We can see this and at times we suffer the consequences, but in the end, we want to succeed, as a family, as parents, and husband and wife, as a business. We want to succeed and as such we are not giving up. But boy is it difficult at times.

Apart from the joys of music, food and drink on offer in Jerez we also managed to use it as a base to visit the region. This took us out to the coast, where you had a great time on the beach, but weren't too keen on the sea (umm, must admit I'm not a big fan of the Atlantic myself), Cadiz and to several of the white washed house villages in the mountains.

Finn on the beach.

We also used the time to begin looking at "stuff" for the hotel. This had us running round bathroom furnishing outlets, IKEA, and local design and eco outlets. I loved the sun tubes that we found, tho' I can't yet see where we can use them. I think your mum prefered bathroom shopping, which you loved too, given the amount you charged round shop floors, with me desperately trying to marry the twin demands of your freedom to play and our fear that store exhibits might at anytime go flying!

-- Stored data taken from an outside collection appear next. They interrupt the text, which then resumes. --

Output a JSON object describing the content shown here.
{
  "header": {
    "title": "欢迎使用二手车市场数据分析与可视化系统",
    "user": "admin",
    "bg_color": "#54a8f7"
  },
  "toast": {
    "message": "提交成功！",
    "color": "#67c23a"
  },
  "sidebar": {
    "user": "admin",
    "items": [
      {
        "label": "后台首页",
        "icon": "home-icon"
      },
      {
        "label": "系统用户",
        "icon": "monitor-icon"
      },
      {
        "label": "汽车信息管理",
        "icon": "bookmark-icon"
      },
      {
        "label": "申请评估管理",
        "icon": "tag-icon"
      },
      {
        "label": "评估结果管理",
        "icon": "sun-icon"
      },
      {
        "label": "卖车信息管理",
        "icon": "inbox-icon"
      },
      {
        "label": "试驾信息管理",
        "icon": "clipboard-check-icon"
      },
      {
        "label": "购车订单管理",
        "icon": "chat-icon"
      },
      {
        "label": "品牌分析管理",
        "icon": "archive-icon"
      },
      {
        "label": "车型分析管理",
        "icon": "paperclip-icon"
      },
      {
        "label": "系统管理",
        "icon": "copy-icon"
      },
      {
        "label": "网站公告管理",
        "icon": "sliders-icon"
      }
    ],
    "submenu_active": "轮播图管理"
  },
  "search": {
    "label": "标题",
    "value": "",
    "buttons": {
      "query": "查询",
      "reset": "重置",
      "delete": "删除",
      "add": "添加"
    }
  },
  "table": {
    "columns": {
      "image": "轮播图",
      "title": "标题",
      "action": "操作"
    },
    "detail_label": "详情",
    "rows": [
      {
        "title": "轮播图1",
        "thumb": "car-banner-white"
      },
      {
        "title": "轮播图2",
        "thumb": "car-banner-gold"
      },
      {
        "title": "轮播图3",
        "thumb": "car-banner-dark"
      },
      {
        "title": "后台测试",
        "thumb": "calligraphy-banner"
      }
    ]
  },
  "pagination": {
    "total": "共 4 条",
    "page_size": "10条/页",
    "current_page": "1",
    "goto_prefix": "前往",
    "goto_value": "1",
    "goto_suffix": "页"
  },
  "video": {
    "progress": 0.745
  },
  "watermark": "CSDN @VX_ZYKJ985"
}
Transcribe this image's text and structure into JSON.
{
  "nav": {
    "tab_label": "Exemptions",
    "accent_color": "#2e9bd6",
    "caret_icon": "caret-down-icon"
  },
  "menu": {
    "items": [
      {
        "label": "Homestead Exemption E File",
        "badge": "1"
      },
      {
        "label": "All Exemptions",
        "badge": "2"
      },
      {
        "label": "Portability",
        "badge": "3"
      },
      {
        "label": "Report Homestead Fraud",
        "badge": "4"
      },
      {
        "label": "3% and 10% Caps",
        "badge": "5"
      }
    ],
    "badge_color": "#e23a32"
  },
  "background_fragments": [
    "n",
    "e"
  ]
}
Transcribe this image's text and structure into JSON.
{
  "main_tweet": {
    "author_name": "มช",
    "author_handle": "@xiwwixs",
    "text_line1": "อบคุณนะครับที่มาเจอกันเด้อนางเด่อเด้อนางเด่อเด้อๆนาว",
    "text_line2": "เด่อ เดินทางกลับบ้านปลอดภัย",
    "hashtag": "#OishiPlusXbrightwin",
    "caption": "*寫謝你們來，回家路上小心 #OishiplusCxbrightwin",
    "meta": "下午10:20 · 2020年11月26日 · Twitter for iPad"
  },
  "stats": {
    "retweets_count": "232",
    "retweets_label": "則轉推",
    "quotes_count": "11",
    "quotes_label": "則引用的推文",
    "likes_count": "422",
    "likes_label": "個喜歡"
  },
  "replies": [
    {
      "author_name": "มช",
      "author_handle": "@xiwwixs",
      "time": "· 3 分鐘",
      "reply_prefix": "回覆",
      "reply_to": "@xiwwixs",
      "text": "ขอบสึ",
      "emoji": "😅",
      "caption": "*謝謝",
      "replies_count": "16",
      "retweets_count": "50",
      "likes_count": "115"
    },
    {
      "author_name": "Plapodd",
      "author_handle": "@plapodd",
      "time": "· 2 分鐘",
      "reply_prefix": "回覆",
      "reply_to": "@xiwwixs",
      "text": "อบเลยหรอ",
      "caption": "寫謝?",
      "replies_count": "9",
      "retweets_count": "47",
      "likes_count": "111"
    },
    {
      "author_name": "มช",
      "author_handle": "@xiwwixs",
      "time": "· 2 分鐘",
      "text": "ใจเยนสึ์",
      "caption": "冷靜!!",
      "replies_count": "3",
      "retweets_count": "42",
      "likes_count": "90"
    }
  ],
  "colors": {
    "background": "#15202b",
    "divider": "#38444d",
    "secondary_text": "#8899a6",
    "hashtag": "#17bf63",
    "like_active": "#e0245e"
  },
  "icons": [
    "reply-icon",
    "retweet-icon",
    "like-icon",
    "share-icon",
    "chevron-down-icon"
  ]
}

I also looked in to completing my paragliding course and found a school but unfortunately just as it looked as I'd be able to book a course...it started raining.

We crossed back in to Moroc at Tangiers, a great town that I have known for years and love. It was still Ramadan and I was sure that this would lead us to encounter guards made mardy but days of abstinace. This however wasn't to be the case, they gave us a cursory look in the back of Habiby, bags and boxes, heard you babble at them, and with half hearted questions as to if we had any guns, let us through with beaming smiles.

Our secret weapon at Moroccan Customs..is Finn!

The drive from Tangiers was hairy to say the least. The rains that had hit us in Jerez seemed to have followed us over the continent but here they fell much more ferociously to the point that eventually, even in our trusted 4x4 we were pushed off the road by torrential rain, flooded roads, bellowing winds and cracks of lightening that lit up an otherwise pitch black sky.

Fortunately we managed to get our selves in to a petrol station where, wet, tired and looking fairly bedraggled, we were offered fathur, the ramadan meal to break the fast, where you were taken by adoring old men who cooed and grinned with toothless mouths and then refused to take anything for our meal, other than offering us more and the option to stay the night if we needed to.

There are times it's great comming "home", especially when we've got you to give us such a helping hand..or are you trying to tell me you need your nappy changing?